Nearly every other country in the Western world had outlawed slavery. The cotton plantations of the American South had long been considered brutal and barbaric by huge factions of America as well as others around the world. Even during the American War for Independence, we were mocked for pompously declaring that “all men are created equal” while running one of the most horrendous slave systems the modern world had ever seen.
The “it was a different time” argument really doesn’t work here. Everyone knew slavery was morally wrong, even then. Because it’s pretty obvious. They just did it anyway. See: George Washington, Thomas Jefferson, etc.²
Also, #justsaying, the Confederate constitution declared outright that “negro slavery” shall be “recognized and protected by Congress and by the Territorial government” which sounds to me like a constitutional mandate FOR slavery which, you might notice, also goes against “states’ rights.”4
So. Y’know. At the end of the day, I think it’s pretty obvious.
“Slavery was already on its way out”
Nah, bruh. This is 100% not true. I’m going to cite the same WaPo article for a third time here…slavery was making Southern elites a buttload of money.³ Slaves were worth more than all the railroads and manufacturing companies in the nation. No ruling class has ever given up that kind of power of its own accord.

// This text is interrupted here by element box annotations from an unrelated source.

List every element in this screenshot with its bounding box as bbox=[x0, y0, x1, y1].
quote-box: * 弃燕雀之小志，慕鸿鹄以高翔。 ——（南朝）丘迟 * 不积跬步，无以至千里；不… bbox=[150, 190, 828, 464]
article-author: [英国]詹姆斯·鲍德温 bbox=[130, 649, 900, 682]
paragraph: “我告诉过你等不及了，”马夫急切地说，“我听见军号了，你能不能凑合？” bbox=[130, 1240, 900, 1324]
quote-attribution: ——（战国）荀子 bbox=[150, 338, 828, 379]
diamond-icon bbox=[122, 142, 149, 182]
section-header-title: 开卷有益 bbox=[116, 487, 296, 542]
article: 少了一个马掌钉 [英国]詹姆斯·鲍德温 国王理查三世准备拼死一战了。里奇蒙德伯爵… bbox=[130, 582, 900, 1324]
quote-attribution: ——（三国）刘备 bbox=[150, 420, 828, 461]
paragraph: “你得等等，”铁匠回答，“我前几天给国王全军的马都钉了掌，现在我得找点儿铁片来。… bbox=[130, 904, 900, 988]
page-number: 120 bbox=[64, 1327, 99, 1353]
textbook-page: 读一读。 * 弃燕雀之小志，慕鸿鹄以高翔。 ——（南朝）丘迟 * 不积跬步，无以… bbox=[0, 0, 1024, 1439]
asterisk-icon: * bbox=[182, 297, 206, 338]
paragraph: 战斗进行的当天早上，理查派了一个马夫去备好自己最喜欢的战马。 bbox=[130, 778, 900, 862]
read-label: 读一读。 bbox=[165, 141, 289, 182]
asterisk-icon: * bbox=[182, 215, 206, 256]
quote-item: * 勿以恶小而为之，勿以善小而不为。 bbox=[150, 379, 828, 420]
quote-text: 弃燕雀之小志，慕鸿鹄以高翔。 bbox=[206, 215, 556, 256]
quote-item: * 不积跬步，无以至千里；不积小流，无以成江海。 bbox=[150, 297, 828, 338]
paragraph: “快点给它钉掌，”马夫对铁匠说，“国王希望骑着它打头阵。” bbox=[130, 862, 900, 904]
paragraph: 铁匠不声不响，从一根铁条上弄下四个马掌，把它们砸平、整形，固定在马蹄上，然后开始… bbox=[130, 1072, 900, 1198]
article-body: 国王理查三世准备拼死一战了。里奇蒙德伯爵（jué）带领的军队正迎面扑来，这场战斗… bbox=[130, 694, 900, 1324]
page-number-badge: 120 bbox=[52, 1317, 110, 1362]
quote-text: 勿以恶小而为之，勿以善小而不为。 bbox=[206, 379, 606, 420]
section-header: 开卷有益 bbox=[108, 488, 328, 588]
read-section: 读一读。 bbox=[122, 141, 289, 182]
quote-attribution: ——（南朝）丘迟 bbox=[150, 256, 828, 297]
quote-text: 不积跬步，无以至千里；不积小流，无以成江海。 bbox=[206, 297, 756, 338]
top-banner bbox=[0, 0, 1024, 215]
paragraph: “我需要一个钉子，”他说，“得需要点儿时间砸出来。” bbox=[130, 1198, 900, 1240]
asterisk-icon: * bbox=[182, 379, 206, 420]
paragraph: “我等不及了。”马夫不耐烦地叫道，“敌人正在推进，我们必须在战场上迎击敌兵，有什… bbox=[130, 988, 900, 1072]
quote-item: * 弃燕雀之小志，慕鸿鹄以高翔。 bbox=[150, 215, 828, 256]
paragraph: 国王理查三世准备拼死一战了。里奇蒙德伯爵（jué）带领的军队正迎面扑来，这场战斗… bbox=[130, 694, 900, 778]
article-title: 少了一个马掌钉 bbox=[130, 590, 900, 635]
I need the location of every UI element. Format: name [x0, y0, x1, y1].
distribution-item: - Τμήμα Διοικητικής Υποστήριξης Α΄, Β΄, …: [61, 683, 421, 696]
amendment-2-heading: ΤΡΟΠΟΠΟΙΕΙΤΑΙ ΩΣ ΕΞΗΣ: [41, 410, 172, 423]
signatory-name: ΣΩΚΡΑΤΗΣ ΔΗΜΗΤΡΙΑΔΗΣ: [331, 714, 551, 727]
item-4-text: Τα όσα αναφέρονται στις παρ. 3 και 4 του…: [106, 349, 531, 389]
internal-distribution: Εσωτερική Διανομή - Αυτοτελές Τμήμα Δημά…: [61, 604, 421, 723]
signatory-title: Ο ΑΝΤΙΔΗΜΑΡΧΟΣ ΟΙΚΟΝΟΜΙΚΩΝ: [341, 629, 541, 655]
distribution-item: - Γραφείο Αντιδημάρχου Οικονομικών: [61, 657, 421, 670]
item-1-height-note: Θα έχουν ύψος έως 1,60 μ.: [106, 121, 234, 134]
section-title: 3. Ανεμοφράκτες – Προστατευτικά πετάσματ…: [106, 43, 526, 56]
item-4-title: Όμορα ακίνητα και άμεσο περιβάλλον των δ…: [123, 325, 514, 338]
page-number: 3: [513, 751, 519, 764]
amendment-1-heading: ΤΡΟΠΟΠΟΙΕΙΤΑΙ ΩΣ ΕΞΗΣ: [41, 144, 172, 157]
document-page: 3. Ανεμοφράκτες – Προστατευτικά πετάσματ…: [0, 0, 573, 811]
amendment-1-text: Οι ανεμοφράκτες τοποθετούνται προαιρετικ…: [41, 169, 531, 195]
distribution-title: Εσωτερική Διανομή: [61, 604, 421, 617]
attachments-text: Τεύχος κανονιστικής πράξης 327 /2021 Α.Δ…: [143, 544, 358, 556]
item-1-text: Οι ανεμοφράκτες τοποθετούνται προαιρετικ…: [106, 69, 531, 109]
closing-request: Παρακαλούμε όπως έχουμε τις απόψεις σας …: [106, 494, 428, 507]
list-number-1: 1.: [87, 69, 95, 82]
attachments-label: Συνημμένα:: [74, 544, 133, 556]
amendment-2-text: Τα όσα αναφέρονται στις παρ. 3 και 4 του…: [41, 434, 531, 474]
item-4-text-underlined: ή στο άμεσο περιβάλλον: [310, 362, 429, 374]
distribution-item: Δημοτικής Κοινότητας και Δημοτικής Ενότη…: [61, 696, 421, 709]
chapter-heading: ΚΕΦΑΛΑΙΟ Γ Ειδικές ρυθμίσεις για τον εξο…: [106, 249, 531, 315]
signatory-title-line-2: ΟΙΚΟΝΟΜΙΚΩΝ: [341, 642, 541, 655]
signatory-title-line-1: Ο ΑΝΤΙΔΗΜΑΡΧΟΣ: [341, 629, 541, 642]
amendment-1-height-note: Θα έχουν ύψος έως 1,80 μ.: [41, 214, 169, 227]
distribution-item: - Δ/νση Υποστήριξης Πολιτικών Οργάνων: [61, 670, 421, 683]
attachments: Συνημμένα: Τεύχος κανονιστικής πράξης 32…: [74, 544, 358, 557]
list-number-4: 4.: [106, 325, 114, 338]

This shit was not on its way out, I don’t buy that for one second.
Also, if it were, it doesn’t seem like the South would be so opposed to just ripping off the band-aid and outlawing it that they’d secede and start the bloodiest war in American history over it, does it?
“It was really about taxes and tariffs”
Nope. I’m sorry, this is just cold hard facts.
This argument was circulated after the war in the “anything but slavery” phase. There had been a complaint or two about taxes & tariffs in the century leading up to the war, but by 1860 tariffs were the lowest they’d been since 1816.5 It was not expensive to be a slave-owner, and lower taxes were not anyone’s motive for fighting this war. Sorry. Next.
…oh wait, that’s it? That’s all the arguments?
Just about, yeah. Pretty stupid, huh? It seems really fucking obvious to me. Hopefully it does to you too, now, or if it already did, hopefully it gives you more ammo when you inevitably end up in this argument with someone on the internet.
In happier news, New Orleans took down a statue today of Confederate President Jefferson Davis,6 so at least we’re slowly (sloooowwwwwwllly) dismantling the systemic worship of the people who led millions of people to their deaths to defend their right to own other people like cattle. Fun!
Tell me how wrong I am in the comments below!
- Huddleston, John (2002). Killing Ground: The Civil War and the Changing American Landscape. Baltimore, Maryland: Johns Hopkins University Press. ISBN 978-0-8018-6773-6.
- Ambrose, Stephen. “Founding Fathers and Slaveholders.” Smithsonian.com. Smithsonian Institution, 01 Nov. 2002. Web. 11 May 2017.
- Loewen, James. “5 Myths about why the South seceded.” The Washington Post. WP Company, 09 Jan. 2011. Web. 11 May 2017.
- “Constitution of the Confederate States; March 11, 1861.” Avalon Project – Constitution of the Confederate States; March 11, 1861. N.p., n.d. Web. 11 May 2017.
- Flanagin, Jake. “For the last time, the American Civil War was not about states’ rights.” Quartz. Quartz, 08 Apr. 2015. Web. 11 May 2017.
- Mele, Christopher. “Jefferson Davis Statue in New Orleans Is Removed.” The New York Times. The New York Times, 11 May 2017. Web. 11 May 2017.